Toothed sprockets/chainrings can be bolted onto the wooden hub of a wooden Simple wheel, and a sprocket/chainring can be bolted onto a wooden Simple crankset; add a matching chain and you then will have a fixed-gear drive with the gear ratio of your choosing. Sprockets and matching chain can be of bicycle type, motorcycle weight, or garden tractor strength; any and all will be installed in the same fashion and adjusted in the same manner.


If your chain breaks or a cog wears out, you can likely find a replacement in most cities or larger towns of the world. There is an exception to this: If you decide to use bicycle multi-speed sprockets and chain, such as a modern 9, 10, 11 or 12-speed 1X group-set, very many bike shops in developing countries do not yet carry parts for these systems. Such chains are narrow and are not interchangeable with wider old-style bike chains. If you’re wanting a multi-speed chain drive which will make finding parts as easy as possible, then a 6, 7, or 8-speed cluster and matching chain are your best bet, as these are most widely available. A multi-speed chain and sprocket can be used to build a single-speed transmission.

Compactibility

Modularity/removability means you can take your bolted-together cycle entirely apart and pack it, section-by-section or piece-by-piece, for compact shipping, or for long-distance bus, boat or train travel.

Balancing Weight, Efficiency and Strength

Most Simple models are of moderate weight, roughly comparable to steel-tube bicycles.

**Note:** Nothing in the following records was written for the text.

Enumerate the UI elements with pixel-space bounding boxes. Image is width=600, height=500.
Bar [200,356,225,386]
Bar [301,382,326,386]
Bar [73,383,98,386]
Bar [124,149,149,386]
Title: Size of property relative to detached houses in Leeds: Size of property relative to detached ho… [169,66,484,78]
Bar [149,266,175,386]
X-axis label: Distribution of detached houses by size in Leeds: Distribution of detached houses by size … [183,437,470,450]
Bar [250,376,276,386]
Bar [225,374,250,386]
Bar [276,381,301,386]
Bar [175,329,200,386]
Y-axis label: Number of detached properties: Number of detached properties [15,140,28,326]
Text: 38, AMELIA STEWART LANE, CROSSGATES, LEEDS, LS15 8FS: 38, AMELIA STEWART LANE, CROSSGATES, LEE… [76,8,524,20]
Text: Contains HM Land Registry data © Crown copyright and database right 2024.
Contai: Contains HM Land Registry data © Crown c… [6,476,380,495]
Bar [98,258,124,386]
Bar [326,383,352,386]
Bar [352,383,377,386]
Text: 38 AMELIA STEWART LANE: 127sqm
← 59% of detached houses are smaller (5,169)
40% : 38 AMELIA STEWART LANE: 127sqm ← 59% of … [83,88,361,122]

Almost all of the two-wheel Simple models are thus efficient enough to serve the daily commuter or touring cyclist. Most Simple models can be propelled even by the strength of a middle-school child.


The Simple cycle uses reversible fasteners (ordinary moderate-cost bolts or screws) to achieve structural strength with minimal weight, and to allow disassembly, customization and repair.

Power Assist

Simple cycles are designed first and foremost for efficient use of human muscle power. Secondarily, they are designed to accommodate virtually any after-market power-assist, configured in a way that keeps the cycle efficiently operable by pedal power if the assist stops functioning. Electric motors and wheel hubs that put out 1000 watts or less should generally integrate well into the cycle's structure without need for major frame modification or reinforcement.

Disadvantages of simple cycleS

Wooden bike in snow

You may fail to ensure that all your bolts or screws are tight, and loose parts will call for your attention with sad little squeakings. Squeaks, if neglected, turn into squawks. The unwanted attention of amorous parrots and judgmental people will be drawn to a squawking bike.


Unprotected wood ages in the sun and rain, so you need to put attention and effort into doing a good initial job of sealing or painting the wooden frame pieces, parking the bike out of the weather when it is not being ridden, and taking time to touch up the weather-resistant finish once or twice a year. 


No matter how expedient it might seem in the moment, do not leave a cycle made of wood leaned against a termite mound or beaver lodge. 


Neglected unlubricated chains can get rusty, stiff and inefficient; you should wipe down and lubricate (with wax, silicone, oil, or graphite) your bike's chain after riding in rain, snow or mud.


Do not put your cycle within reach of circus bears and orangutans, for they are not as competent at riding a bicycle as folk tales suggest. A crash could be disastrous. Large, hairy non-humans—and their lawyers—should not be provoked.


If you must have the latest high-tech feather-weight racing bike, this is not the cycle for you.